For historical reasons, IRCAM headers prior to ORAC were somewhat jumbled, disorganised, and some violated the FITS standard. The pipeline corrects, orders and structures the headers to help the human reader locate information quickly, and allow complete conversion to FITS.
For IRCAM, Michelle, and UFTI, even since ORAC came online, the raw headers do not provide a sky co-ordinate system. IRIS2 also has an incomplete sky co-ordinate system supplied in the raw headers. Using information in the raw headers, the pipeline creates a FITS world co-ordinate system using a tangent plane projection in the AIPS convention--this is quite adequate given the small fields of view--which it imports into the NDF's WCS component. Thus GAIA and KAPPA can display these co-ordinates on overlay grids and axes. For all these, such as KAPPA's display with axes, you may need to select the appropriate astrometric Frame like this.

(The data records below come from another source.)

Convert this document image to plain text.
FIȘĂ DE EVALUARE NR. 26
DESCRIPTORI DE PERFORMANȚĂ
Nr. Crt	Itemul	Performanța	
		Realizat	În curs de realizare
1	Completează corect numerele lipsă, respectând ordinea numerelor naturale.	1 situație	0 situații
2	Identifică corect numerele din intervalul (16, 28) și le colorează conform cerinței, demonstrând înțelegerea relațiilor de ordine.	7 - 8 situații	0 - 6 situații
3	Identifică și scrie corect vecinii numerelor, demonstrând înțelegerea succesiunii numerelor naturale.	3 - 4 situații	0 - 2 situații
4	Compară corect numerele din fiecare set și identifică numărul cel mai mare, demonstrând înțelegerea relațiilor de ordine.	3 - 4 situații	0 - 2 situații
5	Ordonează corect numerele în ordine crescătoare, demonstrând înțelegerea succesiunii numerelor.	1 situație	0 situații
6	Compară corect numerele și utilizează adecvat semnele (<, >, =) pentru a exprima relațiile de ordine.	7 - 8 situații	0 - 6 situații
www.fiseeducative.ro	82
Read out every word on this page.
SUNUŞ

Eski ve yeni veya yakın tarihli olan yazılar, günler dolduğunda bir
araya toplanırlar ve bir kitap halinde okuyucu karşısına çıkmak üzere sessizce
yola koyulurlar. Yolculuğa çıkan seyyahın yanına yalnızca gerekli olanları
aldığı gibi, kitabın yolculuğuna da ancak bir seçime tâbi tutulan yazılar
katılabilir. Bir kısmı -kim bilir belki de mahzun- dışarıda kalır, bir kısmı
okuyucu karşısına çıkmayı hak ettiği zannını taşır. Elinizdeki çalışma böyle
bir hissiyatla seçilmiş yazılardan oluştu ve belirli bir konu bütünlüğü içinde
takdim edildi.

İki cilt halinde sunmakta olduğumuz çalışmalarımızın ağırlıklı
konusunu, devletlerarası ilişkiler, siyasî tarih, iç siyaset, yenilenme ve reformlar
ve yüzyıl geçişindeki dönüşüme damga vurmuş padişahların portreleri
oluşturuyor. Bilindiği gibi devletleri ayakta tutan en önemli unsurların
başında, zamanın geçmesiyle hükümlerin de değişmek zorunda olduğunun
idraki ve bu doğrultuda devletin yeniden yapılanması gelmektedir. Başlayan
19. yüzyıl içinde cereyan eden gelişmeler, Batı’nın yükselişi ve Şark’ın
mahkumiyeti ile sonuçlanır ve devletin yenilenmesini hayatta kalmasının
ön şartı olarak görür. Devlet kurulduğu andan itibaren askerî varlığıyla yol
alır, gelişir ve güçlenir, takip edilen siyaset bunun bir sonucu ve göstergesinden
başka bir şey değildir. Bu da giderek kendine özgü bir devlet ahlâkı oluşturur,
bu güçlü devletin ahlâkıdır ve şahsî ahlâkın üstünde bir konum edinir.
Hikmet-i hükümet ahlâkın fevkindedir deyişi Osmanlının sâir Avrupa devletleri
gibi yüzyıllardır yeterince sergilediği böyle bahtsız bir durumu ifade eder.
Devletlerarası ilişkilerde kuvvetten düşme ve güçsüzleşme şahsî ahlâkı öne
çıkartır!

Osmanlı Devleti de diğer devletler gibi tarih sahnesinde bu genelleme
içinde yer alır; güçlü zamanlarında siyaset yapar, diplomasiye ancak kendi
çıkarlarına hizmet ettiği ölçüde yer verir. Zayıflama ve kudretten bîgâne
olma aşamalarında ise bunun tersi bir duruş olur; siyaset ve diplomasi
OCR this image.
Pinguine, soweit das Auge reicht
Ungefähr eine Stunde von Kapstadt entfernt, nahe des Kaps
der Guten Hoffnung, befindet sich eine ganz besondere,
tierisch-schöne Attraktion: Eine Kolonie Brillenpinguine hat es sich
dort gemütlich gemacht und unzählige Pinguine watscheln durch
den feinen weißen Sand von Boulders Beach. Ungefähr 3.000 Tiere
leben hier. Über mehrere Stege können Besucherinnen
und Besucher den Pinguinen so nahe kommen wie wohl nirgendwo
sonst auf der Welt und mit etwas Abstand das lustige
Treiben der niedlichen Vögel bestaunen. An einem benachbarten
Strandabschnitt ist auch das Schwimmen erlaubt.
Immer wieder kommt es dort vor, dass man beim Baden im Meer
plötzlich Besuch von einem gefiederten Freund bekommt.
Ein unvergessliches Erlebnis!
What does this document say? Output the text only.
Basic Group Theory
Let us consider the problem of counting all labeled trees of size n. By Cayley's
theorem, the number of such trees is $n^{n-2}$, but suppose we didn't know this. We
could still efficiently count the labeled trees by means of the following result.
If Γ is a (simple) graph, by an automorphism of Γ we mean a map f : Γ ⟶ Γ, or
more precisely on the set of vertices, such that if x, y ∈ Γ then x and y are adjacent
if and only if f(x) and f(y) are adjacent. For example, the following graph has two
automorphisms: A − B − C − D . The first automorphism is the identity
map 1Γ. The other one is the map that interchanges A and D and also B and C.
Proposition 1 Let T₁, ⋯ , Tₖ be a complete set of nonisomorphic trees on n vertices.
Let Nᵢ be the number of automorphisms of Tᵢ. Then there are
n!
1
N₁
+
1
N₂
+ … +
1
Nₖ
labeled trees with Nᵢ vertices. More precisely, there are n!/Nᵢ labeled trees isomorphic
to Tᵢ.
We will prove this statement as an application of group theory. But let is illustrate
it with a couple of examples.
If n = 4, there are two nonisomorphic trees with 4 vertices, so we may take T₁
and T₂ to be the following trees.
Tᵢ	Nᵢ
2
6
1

% wcsframe <your_NDF> frame=skywhere you substitute your NDF's name for <your_NDF>. The mosaics from the pipeline should already have the sky domain set. INGRID headers are also revised by the pipeline into an AIPS system.
Note that the reference pixel of the equatorial co-ordinates in the raw headers was until recently only known to a few arcseconds, but now should be of the order of 0.5 arcseconds. The pipeline sets empirical reference pixels now matched by the telescope control system; see primitive _CREATE_WCS_ for details. For critical work, you should tie in your frames with online catalogues, as available through GAIA.